The record clearly reflects the fact that the Shorters believed the procedure
was routine. The dangers of performing the D and C were never fully explained to
the Shorters; they were not informed that three methods of accomplishing the
procedure were available, nor were they told that the method Dr. Drury planned
to use was the method most likely to result in uterine perforation and *662
excessive bleeding. The Shorters were merely informed of a generalized risk of
bleeding inherent in the procedure. Awareness of a generalized risk is not
sufficient to prove an express assumption of risk; there must be proof that a
person knew and appreciated the specific hazard that caused the injury. See
Runnings v. Ford Motor Co., 461 F.2d 1145, 1148 (9th Cir.1972); Martin v.
Kidwiler, supra; Klein v. R.D. Werner Co., 98 Wash.2d 316, 654 P.2d 94 (1982).
The majority concedes the Shorters did not expressly assume the risk of the
doctor's negligence. Having decided that, it logically follows that the Shorters
did not expressly assume the risk of bleeding to death as a result of refusing
blood, where the need for such blood resulted from the doctor's negligence
rather than from the risks inherent in the procedure itself.

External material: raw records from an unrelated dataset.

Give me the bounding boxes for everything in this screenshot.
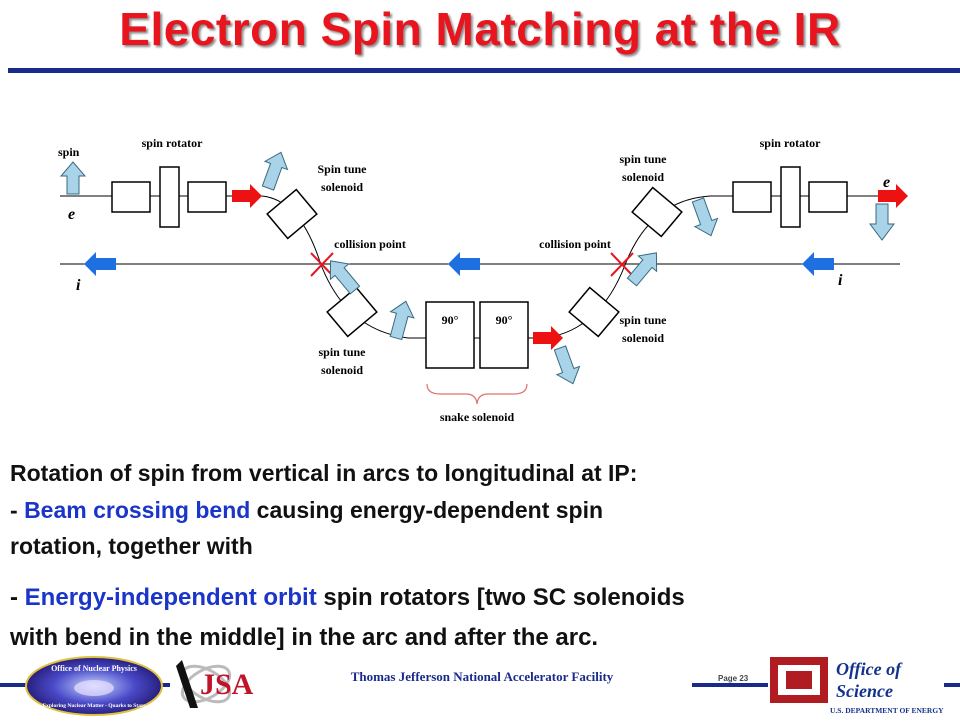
footer-text: Thomas Jefferson National Accelerator Fa… — [272, 667, 692, 687]
ion-label-left: i — [76, 277, 81, 294]
text-line-2: - Beam crossing bend causing energy-depe… — [10, 497, 603, 524]
spin-tune-upper-right-label-1: spin tune — [619, 152, 667, 166]
spin-arrow-upper-right — [691, 197, 719, 237]
office-of-science-logo-graphic: Office of Science U.S. DEPARTMENT OF ENE… — [770, 657, 944, 715]
spin-arrow-collision-left — [329, 260, 361, 295]
text-highlight-energy-independent: Energy-independent orbit — [24, 584, 317, 611]
jsa-logo: JSA — [170, 652, 274, 716]
spin-tune-solenoid-lower-left — [326, 286, 378, 338]
spin-arrow-upper-left — [261, 151, 289, 191]
title-rule — [8, 68, 960, 73]
collision-point-left-label: collision point — [334, 237, 406, 251]
page-number: Page 23 — [718, 674, 749, 683]
spin-tune-solenoid-upper-left — [266, 188, 318, 240]
spin-tune-solenoid-upper-right — [631, 186, 683, 238]
spin-tune-upper-right-label-2: solenoid — [622, 170, 664, 184]
electron-label-right: e — [883, 174, 890, 191]
spin-arrow-collision-right — [626, 252, 658, 287]
snake-solenoid-brace — [426, 383, 528, 405]
spin-tune-lower-right-label-2: solenoid — [622, 331, 664, 345]
spin-rotator-right-dipole — [780, 166, 801, 228]
text-highlight-beam-crossing: Beam crossing bend — [24, 497, 251, 523]
spin-rotator-left-dipole — [159, 166, 180, 228]
ion-arrow-right — [802, 252, 834, 276]
snake-angle-left-label: 90° — [442, 313, 459, 327]
office-of-nuclear-physics-logo: Office of Nuclear Physics Exploring Nucl… — [25, 656, 163, 716]
spin-tune-lower-right-label-1: spin tune — [619, 313, 667, 327]
nuclear-physics-logo-bottom-text: Exploring Nuclear Matter - Quarks to Sta… — [42, 703, 145, 709]
spin-rotator-right-solenoid-b — [808, 181, 848, 213]
spin-tune-solenoid-lower-right — [568, 286, 620, 338]
electron-arrow-center — [533, 326, 563, 350]
collision-point-right-marker — [610, 252, 634, 277]
electron-arrow-right — [878, 184, 908, 208]
slide-title: Electron Spin Matching at the IR — [119, 3, 841, 55]
text-line-2-prefix: - — [10, 497, 25, 523]
ion-arrow-left — [84, 252, 116, 276]
text-line-4-rest: spin rotators [two SC solenoids — [316, 584, 685, 611]
snake-solenoid-right — [479, 301, 529, 369]
text-line-1: Rotation of spin from vertical in arcs t… — [10, 460, 638, 486]
electron-arrow-left — [232, 184, 262, 208]
spin-tune-lower-left-label-2: solenoid — [321, 363, 363, 377]
spin-rotator-left-solenoid-a — [111, 181, 151, 213]
spin-tune-upper-left-label-2: solenoid — [321, 180, 363, 194]
collision-point-right-label: collision point — [539, 237, 611, 251]
snake-solenoid-left — [425, 301, 475, 369]
spin-rotator-left-label: spin rotator — [142, 136, 203, 150]
text-line-4-prefix: - — [10, 584, 25, 611]
text-line-4: - Energy-independent orbit spin rotators… — [10, 584, 685, 612]
spin-rotator-right-solenoid-a — [732, 181, 772, 213]
text-line-3: rotation, together with — [10, 533, 253, 559]
science-logo-line2: Science — [836, 681, 893, 701]
spin-rotator-right-label: spin rotator — [760, 136, 821, 150]
electron-label-left: e — [68, 206, 75, 223]
collision-point-left-marker — [310, 252, 334, 277]
spin-rotator-left-solenoid-b — [187, 181, 227, 213]
science-logo-line3: U.S. DEPARTMENT OF ENERGY — [830, 706, 944, 715]
spin-arrow-vertical-left — [59, 161, 87, 195]
spin-tune-upper-left-label-1: Spin tune — [317, 162, 367, 176]
text-line-2-rest: causing energy-dependent spin — [250, 497, 604, 523]
spin-tune-lower-left-label-1: spin tune — [318, 345, 366, 359]
science-logo-line1: Office of — [836, 659, 903, 679]
ion-arrow-center — [448, 252, 480, 276]
office-of-science-logo: Office of Science U.S. DEPARTMENT OF ENE… — [768, 655, 944, 717]
snake-angle-right-label: 90° — [496, 313, 513, 327]
spin-matching-diagram: 90° 90° — [58, 136, 908, 424]
spin-arrow-lower-left — [389, 300, 415, 341]
jsa-logo-text: JSA — [200, 668, 254, 701]
text-line-5: with bend in the middle] in the arc and … — [10, 624, 599, 651]
spin-label: spin — [58, 145, 80, 159]
spin-arrow-lower-right — [553, 345, 581, 385]
spin-arrow-vertical-right — [869, 203, 895, 241]
nuclear-physics-logo-top-text: Office of Nuclear Physics — [51, 664, 137, 673]
ion-label-right: i — [838, 272, 843, 289]
snake-solenoid-label: snake solenoid — [440, 410, 515, 424]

Accordingly, we come full circle: the Shorters did not assume the risk of
negligence; they similarly did not assume the risk that a refusal of blood,
which was necessitated by that negligence, would cause death. Only through the
most strained analysis can the majority find that the Shorters assumed any risk
here, beyond **126 those risks inherent in a non-negligently performed
procedure.
Thus, the jury could not have found that the Shorters assumed the risk of death
under the facts here. I would hold it was error to submit the assumption of risk
question to the jury.
Accordingly, I would strike the finding that the Shorters assumed the risk of 75
percent of their injury and reinstate the full $412,000 verdict to Mr. Shorter.
See Klein v. R.D. Werner Co., supra at 320, 654 P.2d 94.
DORE, BRACHTENBACH and UTTER, JJ., concur.